To mark 100 days from the opening ceremony of the Paris 2024 Olympic Games, Nine.com.au asked you what your favourite Olympic memories were in a survey. The response was overwhelming! We chose 50 of them to re-live, one a day, before new memories are made in Paris. Scroll on for today’s memory.
The temporary stands on Bondi Beach were almost shaken down when Natalie Cook and Kerri Pottharst clinched Olympic gold.
The Australian duo was up against a phenomenal pair from Brazil, reigning world champions Shelda Bede and Adriana Behar, who they’d only beaten once from 16 matches.
But in front of a raucous crowd of 10,000 spectators at the Sydney 2000 Games, Cook and Pottharst triumphed with a 2-0 victory on the famous strip of sand.
Watch the video at the top of the page to see the moment Australian beach volleyball duo Natalie Cook and Kerri Pottharst won gold in Bondi at the Sydney 2000 Olympics!
When the Australians moved to within a point of gold, the Brazilians called a time-out. Moments later, Pottharst served, Bede dug the ball, and Behar pushed it wide.

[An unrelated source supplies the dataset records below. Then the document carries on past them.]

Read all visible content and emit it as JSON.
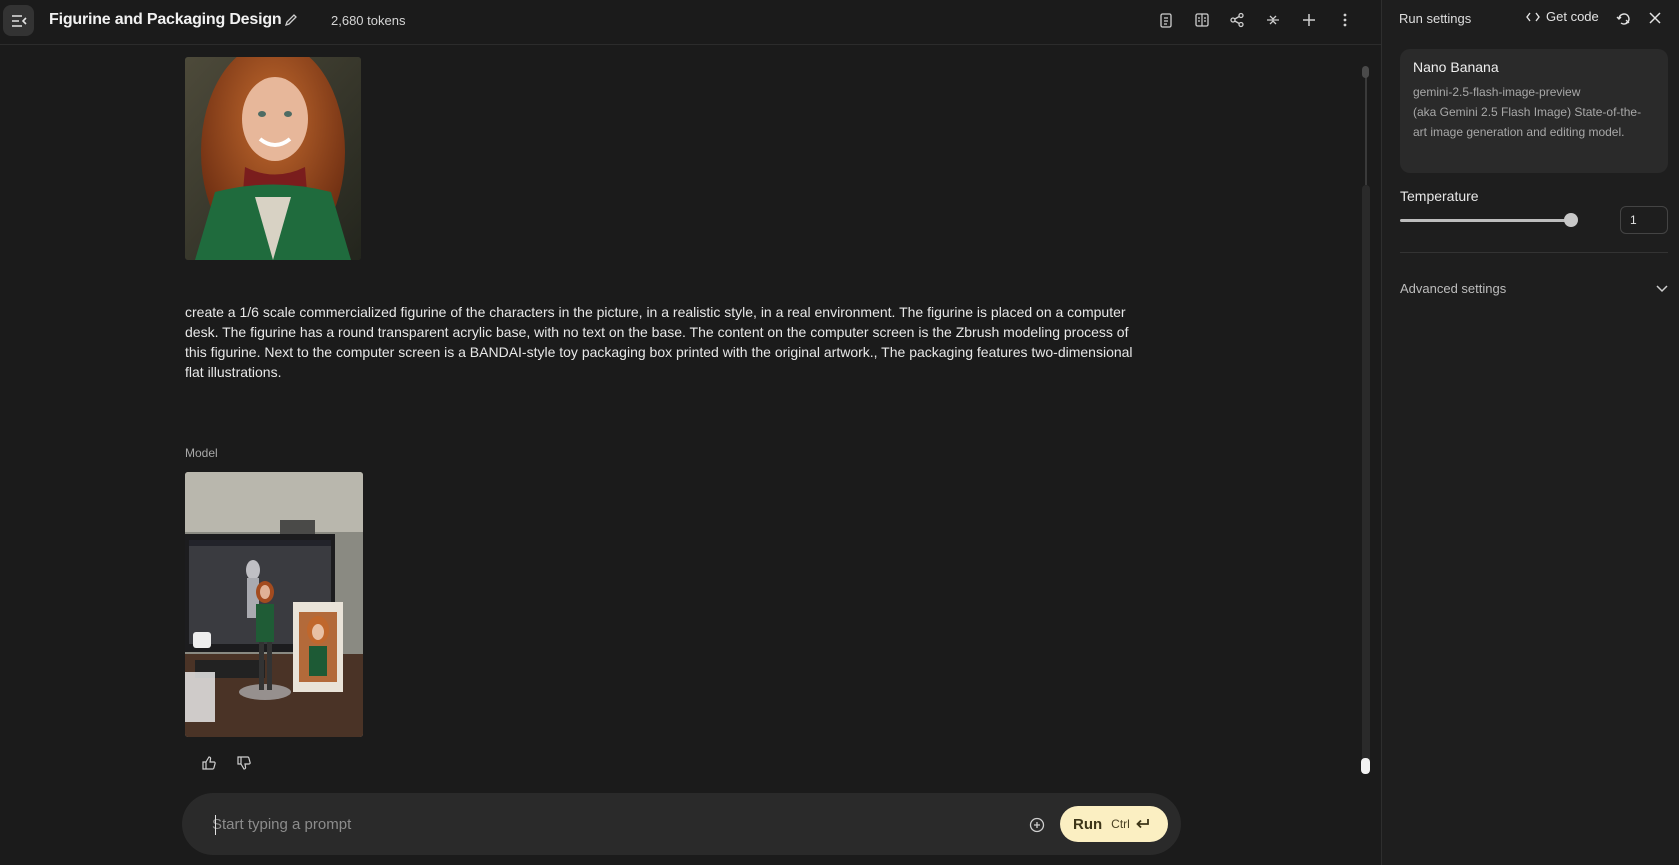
{
  "header": {
    "title": "Figurine and Packaging Design",
    "tokens": "2,680 tokens"
  },
  "chat": {
    "user_prompt": "create a 1/6 scale commercialized figurine of the characters in the picture, in a realistic style, in a real environment. The figurine is placed on a computer desk. The figurine has a round transparent acrylic base, with no text on the base. The content on the computer screen is the Zbrush modeling process of this figurine. Next to the computer screen is a BANDAI-style toy packaging box printed with the original artwork., The packaging features two-dimensional flat illustrations.",
    "model_label": "Model"
  },
  "input": {
    "placeholder": "Start typing a prompt",
    "run_label": "Run",
    "run_shortcut": "Ctrl"
  },
  "panel": {
    "title": "Run settings",
    "get_code": "Get code",
    "model_name": "Nano Banana",
    "model_id": "gemini-2.5-flash-image-preview",
    "model_desc": "(aka Gemini 2.5 Flash Image) State-of-the-art image generation and editing model.",
    "temperature_label": "Temperature",
    "temperature_value": "1",
    "temperature_fraction": 1.0,
    "advanced_label": "Advanced settings"
  },
  "colors": {
    "background": "#1b1b1b",
    "panel": "#1e1e1e",
    "run_button": "#fbefc2"
  }
}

Cook and Pottharst collapsed on the sand and tears flowed. The tightest of hugs followed.
Plans to set up a 10,000-seat stadium on Bondi Beach had caused backlash, but all of a sudden the iconic beach had become the sight of a legendary win in Australian sport.
“When I looked up to see the crowd, every emotion flowed through my body,” Pottharst said in an Australian Olympic team clip many years later.
“[I was] going, ‘Wow, we did it’. There was just the most amazing amount of joy and excitement, and just that satisfaction of all the hard work that Natalie and I had put into that, and our coaches and everyone around us … It actually worked.”
Twenty years on, Cook recalled a priceless story in an interview with The Sydney Morning Herald.
“Straight after we won, we had to do a drug test, so we had to drink a lot of water to make sure that we could give enough of a sample,” Cook said.
“We went up into this little side street and Channel Seven set up on the sidewalk and all of these people came out of their houses and they just mobbed us. They couldn’t believe we were in their street.
“I was busting to go to the toilet at this point, because we’d drunk all this water, and I went over the road and asked this lady, ‘Can I use your bathroom?’. I walked into her house, went to the bathroom, I came out and I’ll never forget — she just looked up at me and said, ‘Oh my god, I’m never going to wash my bathroom again’.”